Les dispositions ont été finalement prises, mais la Direction des marchés qui a désormais ses bureaux dans un bâtiment R+1, construit dans l’enceinte du marché, fait déjà face à des plaintes multiples. « Nous gérons des contentieux multiples depuis hier. Nos bureaux ont été envahis par ceux qui n’ont pas encore de place et ceux qui veulent changer d’étals », commente un agent de la mairie.

Ces divergences entre la mairie et les mécontents s’expliquent. « Lors du recensement des commerçants, plusieurs vendeurs n’ont pas été enregistrés car s’identifiant comme propriétaires de table dans l’ancien marché. Ont été recensés ceux qui ont été trouvés sur place, donc les vrais commerçants. Aujourd’hui, tout le monde est locataire auprès de la mairie... Tous les cas sont gérés et petit à petit tous les étals seront occupés », explique-t-on.

Quand modernisation rime avec taxes

L’avenue Matsoua, où s’était érigé le marché Total en attendant les travaux de modernisation, s’est libérée même si elle a perdu son charme. Accessible désormais des deux côtés, Total observe les règles d’hygiène en attendant que l’avenue Matsoua soit réhabilitée avec l’assainissement des caniveaux bouchés et, éventuellement, le déguerpissement des vendeurs qui bloquent encore la rue Mère Marie qui côtoie le mur du marché.

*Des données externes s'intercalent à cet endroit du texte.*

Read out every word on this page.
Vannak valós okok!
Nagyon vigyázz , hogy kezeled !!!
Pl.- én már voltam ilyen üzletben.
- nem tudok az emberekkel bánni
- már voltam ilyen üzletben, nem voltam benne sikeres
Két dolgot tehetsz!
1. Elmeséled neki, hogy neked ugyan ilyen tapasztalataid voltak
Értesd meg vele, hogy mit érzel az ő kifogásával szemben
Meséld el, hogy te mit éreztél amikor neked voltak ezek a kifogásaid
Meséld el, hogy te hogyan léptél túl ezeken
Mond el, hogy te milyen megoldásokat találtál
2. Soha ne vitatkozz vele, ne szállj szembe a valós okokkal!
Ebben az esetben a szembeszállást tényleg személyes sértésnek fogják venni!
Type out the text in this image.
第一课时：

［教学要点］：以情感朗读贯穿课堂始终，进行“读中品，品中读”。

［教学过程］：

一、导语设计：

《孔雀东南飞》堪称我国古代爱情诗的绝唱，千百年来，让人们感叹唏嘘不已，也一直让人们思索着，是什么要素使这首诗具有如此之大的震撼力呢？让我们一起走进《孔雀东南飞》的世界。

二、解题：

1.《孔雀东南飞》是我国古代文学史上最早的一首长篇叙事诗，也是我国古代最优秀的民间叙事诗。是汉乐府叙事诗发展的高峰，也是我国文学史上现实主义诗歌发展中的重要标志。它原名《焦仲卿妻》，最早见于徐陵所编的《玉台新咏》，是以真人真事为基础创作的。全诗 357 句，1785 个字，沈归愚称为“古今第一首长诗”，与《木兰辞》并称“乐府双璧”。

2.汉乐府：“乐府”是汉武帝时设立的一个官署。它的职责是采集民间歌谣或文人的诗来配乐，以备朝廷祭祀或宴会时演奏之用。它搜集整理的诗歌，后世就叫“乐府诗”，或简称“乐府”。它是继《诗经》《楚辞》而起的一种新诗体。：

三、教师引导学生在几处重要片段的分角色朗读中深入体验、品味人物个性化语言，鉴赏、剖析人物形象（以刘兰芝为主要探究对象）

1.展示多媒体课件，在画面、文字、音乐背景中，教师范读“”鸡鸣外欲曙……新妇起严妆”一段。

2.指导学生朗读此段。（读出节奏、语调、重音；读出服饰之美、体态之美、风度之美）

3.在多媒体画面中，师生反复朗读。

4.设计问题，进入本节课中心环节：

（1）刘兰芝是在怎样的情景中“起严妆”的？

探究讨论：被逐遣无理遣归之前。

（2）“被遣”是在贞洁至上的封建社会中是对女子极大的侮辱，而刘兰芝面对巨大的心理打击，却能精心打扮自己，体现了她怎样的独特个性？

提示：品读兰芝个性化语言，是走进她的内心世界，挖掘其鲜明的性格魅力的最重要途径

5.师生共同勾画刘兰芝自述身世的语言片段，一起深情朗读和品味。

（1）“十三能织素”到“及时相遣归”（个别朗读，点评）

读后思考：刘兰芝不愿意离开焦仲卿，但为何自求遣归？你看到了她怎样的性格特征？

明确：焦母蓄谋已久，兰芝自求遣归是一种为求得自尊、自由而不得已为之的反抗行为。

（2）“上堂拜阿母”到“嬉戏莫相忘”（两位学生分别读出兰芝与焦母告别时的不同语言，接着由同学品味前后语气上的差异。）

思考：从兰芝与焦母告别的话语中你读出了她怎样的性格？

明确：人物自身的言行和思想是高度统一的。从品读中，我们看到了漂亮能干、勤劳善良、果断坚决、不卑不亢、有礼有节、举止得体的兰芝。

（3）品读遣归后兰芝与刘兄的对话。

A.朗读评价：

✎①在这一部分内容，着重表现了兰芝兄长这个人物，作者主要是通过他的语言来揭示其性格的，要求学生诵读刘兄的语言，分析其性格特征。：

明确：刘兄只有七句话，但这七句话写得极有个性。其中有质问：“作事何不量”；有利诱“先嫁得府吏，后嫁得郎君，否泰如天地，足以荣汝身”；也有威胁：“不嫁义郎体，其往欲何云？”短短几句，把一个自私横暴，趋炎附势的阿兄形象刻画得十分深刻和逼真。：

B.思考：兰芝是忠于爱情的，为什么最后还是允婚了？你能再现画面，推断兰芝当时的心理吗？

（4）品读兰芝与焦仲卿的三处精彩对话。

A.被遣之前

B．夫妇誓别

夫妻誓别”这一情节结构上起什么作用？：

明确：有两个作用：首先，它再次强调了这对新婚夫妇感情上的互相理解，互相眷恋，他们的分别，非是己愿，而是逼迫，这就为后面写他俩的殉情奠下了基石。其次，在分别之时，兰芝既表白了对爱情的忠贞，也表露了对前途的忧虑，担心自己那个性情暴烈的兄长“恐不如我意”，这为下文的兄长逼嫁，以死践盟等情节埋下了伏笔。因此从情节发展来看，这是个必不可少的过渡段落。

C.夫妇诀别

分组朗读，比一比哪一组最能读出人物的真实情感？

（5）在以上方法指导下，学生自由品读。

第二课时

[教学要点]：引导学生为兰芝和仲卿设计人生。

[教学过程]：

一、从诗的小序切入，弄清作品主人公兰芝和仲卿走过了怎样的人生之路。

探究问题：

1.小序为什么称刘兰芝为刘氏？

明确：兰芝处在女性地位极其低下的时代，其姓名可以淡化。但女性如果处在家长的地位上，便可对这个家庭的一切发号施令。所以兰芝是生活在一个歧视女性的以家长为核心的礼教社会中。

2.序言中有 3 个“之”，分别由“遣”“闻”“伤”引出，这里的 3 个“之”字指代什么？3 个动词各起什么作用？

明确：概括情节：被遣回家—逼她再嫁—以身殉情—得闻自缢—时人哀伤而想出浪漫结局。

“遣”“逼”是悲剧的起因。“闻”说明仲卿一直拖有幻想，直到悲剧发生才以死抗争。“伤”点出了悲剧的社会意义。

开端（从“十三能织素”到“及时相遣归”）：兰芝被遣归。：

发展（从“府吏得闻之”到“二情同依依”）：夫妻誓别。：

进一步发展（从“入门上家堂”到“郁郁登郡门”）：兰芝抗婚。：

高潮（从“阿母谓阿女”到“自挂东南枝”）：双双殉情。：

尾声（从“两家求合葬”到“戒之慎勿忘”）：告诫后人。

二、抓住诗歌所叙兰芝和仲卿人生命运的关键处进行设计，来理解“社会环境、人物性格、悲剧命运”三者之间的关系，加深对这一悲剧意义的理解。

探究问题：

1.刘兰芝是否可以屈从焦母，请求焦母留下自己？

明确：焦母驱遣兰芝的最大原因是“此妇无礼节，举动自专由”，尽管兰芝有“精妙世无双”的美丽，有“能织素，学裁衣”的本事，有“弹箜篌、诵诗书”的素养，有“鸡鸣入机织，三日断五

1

Pour garder le marché propre, la mairie a décidé de céder le nettoyage à un concessionnaire. La municipalité qui dit ne pas s’attarder sur cette taxe hebdomadaire ne fermera pas les yeux sur la taxe prélevée sur chaque table, soit 50 FCFA le jour. Autre taxe ciblée par la mairie : la « taxe départementale » de 2000 FCFA que verse chaque commerçant par année. « Ce n’est pas beaucoup, mais certains boudent déjà. Pourtant les tables leur ont été gratuitement cédées, contrairement aux rumeurs qui circulaient», explique Oscar Ipangui, agent a la Direction des marchés.

Une gestion informatisée

Pour assainir ses recettes, la mairie envisage pour le marché Total de Bacongo une gestion informatisée. Grâce à une récolte des taxes à l’aide d’un appareil électronique sur la base des codes à barre installées sur chaque étal, aucune recette n’échappera à l’État, expliquent, sourire aux lèvres, des agents de la municipalité. « Le système est relié à une base de données. Et le code à barres permet l’identification de chaque vendeur et son profil. Il y a une traçabilité des recettes et le vendeur est d’autant plus rassuré par le reçu qu’il reçoît automatiquement », ajoutent-ils.

Dans le même élan, des vendeurs seront désormais identifiés au moyen des badges. Des murmures font état d’uniformes également. Une série de mesures, non encore dévoilées, sommeillent dans les parapheurs du Secrétariat général de la mairie de Brazzaville. Tout ceci se fait, en attendant la construction de second module, plus grand, qui va coûter 24 milliards de francs CFA.